Новиков развёл руками.
– Анекдоты, сказки и прочие вроде бы глупости – азы фольклора. Здесь всё основано на инверсии и преувеличении. Плюс вера. В том числе – научная, когда ты в некий принцип, аксиому, которую сам себе сумел доказать, веришь, ставишь её во главу угла…
Сергей Владимирович прикрыл глаза и замолчал. Миша подумал, что он или какую-то свою «аксиому» нечаянно выдал, или заговаривается. Впрочем, очередная апелляция к вере его не так чтобы сильно смутила. «Мракобесие уже не бесит». Миша хотел уточнить про научную веру, но Новиков его опередил – проморгался и затараторил:
– Самые богатые клады, если судить по заветным книгам, оставляли знаменитые разбойники. Степан Разин или Кудеяр. Ну, Кудеяр-то – едва ли существовал… Не слышал о реальных находках. Но легенды о мешках, бочках и целых подводах с серебром до сих пор гуляют…
Разбойники, по словам Новикова, изобретали невероятные способы защиты своего добра. Простейший страж – икона. Её просто клали поверх сундука с драгоценностями. Для более изощрённых – заговоры. А самые значительные клады доверяли охранять искусственно сотворённым или вызванным из невесть каких глубин монстрам. И это – вопрос личной веры. «Едва ли научной», – съязвил про себя Гольдин.
– Вершина кладоискательского искусства состоит в умении все защитные механизмы обойти или разрушить.
– Да, я где-то читал, что курицу нужно хитро изловить, – козырнул Миша, – а старика-кладовника… треснуть по башке? Или я путаю?
– Ну, можно и по башке… – передразнил его Новиков. – Кладовник… это такая субстанция… непростая. Значимая. Не так чтобы монстр или злодей однозначный, враг кладоискателя… Кладенец, кладник – у него много имён. Прежде чем треснуть, его хорошо бы увидеть. Что не каждому дано. Да он, собственно, не только и не столько клад охраняет… У него особые функции.

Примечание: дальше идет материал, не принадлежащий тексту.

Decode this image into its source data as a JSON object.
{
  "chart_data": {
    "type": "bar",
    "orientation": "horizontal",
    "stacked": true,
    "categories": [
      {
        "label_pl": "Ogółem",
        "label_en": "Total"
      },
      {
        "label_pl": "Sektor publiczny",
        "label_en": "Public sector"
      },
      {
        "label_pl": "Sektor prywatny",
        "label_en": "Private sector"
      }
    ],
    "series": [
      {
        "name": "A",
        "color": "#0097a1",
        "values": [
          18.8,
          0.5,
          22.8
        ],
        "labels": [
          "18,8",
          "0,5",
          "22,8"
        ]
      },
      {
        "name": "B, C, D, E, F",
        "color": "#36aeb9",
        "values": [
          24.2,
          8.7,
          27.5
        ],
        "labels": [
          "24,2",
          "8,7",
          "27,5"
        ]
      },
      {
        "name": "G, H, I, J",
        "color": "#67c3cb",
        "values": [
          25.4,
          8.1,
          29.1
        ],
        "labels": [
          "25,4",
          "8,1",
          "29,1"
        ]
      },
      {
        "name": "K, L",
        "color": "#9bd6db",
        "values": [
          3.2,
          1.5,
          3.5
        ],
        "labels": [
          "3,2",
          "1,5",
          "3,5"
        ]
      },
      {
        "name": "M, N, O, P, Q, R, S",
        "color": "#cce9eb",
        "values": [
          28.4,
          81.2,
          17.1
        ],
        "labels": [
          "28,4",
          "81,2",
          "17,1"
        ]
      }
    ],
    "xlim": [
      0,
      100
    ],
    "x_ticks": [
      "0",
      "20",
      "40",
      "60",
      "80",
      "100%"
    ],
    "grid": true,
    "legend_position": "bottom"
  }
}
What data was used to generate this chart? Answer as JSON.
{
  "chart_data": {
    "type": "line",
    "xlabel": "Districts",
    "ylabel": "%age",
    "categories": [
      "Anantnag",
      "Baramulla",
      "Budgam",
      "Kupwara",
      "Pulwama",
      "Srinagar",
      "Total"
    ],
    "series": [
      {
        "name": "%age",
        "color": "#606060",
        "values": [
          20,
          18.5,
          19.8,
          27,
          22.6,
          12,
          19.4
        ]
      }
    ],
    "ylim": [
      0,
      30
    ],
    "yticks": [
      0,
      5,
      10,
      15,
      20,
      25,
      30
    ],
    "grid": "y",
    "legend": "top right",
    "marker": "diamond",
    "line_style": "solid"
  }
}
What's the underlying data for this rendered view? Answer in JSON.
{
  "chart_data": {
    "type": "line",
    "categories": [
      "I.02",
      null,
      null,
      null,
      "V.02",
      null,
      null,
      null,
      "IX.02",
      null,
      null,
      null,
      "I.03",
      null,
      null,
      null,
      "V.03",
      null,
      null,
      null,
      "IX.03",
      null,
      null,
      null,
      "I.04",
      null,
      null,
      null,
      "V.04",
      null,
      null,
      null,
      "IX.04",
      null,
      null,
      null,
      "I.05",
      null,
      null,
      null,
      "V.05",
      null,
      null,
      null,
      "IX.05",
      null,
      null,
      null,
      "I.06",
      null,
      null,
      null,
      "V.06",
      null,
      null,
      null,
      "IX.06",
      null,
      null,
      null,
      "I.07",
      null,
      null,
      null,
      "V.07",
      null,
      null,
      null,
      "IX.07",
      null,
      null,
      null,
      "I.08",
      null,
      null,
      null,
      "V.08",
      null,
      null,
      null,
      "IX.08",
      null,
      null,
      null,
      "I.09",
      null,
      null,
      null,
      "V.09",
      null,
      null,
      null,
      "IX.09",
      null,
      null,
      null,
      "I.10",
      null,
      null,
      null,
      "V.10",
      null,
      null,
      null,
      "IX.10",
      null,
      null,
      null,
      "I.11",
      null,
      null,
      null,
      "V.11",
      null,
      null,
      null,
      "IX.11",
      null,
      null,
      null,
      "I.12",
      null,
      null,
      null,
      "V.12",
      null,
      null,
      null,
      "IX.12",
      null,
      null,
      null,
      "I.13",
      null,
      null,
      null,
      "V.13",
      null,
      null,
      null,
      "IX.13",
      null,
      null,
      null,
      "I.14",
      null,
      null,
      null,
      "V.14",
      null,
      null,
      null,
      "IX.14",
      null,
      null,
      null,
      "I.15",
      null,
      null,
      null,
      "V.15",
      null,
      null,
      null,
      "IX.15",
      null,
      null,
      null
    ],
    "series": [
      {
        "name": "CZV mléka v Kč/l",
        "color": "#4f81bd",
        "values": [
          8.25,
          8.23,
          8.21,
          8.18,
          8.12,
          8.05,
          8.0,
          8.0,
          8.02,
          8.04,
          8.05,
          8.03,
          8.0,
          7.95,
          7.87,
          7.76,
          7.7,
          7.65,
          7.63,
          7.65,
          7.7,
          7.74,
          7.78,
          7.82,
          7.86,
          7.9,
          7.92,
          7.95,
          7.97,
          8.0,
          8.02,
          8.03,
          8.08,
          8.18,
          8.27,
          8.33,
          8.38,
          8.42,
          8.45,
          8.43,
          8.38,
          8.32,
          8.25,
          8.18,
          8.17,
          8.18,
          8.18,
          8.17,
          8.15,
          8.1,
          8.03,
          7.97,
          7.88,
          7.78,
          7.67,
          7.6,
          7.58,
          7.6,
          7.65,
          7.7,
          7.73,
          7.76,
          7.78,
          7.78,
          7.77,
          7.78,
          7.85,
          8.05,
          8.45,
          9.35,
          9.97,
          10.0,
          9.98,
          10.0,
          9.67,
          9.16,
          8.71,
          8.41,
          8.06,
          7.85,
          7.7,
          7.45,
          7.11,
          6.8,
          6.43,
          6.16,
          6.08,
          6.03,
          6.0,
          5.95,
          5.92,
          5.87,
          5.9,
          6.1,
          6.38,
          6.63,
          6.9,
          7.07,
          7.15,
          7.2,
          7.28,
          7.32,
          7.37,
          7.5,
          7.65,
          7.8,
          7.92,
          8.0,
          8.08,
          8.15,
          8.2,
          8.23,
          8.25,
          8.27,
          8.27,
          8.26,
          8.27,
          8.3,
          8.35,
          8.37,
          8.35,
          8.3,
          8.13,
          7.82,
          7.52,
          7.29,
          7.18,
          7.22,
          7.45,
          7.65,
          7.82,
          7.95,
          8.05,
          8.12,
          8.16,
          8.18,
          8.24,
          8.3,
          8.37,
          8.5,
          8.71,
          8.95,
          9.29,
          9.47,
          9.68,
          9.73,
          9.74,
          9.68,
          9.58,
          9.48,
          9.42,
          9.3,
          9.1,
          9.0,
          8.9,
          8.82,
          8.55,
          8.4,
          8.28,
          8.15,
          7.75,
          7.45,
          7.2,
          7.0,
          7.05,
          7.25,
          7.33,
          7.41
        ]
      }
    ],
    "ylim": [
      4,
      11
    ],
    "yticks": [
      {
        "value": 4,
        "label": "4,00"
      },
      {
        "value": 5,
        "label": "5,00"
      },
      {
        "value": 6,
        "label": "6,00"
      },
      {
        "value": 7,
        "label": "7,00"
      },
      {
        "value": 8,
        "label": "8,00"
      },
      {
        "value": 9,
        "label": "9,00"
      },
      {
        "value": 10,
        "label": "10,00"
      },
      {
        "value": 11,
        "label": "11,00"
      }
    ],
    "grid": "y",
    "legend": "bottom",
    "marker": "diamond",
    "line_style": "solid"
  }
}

Миша приготовился выслушать про функции кладовника, но, видимо, в «программе» этот пункт отсутствовал, и Сергей Владимирович, не меняя интонацию, заговорил о «заповедном» кладе, который охраняет дух хозяина – ссохшийся до желтизны старик. Гольдин хотел было уточнить, реален ли старик, но Сергей Владимирович опередил его кратким «личная вера». У духа золотая трость и красная борода. Её-то он и просит отрезать ножом.
– Чего делать не рекомендуется. А если человек на уговоры старика не поддаётся, тот начинает сердиться и плеваться. Когда все кладовые заветы произнесены без ошибок, душа хозяина клада освобождается, старик исчезает, и сокровищами можно спокойно пользоваться.
– Не могу понять, зачем человеку сознательно запирать свою душу в клад?
– Ну, почему же, далеко не всегда сознательно. Обычно всё происходит случайно, бедолага даже не понимает, что делает. Он при смерти, на последнем издыхании, в беспамятстве, готов перешагнуть за грань, а умом цепляется за сокровища: то ли не успел наследника объявить, то ли жадничает напоследок. И финальный всплеск алчности уносит душу точно по адресу. Знаешь ведь, что люди иногда как будто чувствуют смерть близкого… Вдруг мысль о нём возникнет, да ещё не простая, а зовущая. Это обычно во сне бывает, когда умирающий живого с собой зовёт, а тот сопротивляется, отказывается в дом войти, куда его приглашают, или отстаёт, если родственник или друг слишком быстро поле пересекает, оглядываясь, что-то непонятное кричит, поторапливает или угрожает. Ну, конечно, чаще человек о себе самом в такие моменты думает или о Боге.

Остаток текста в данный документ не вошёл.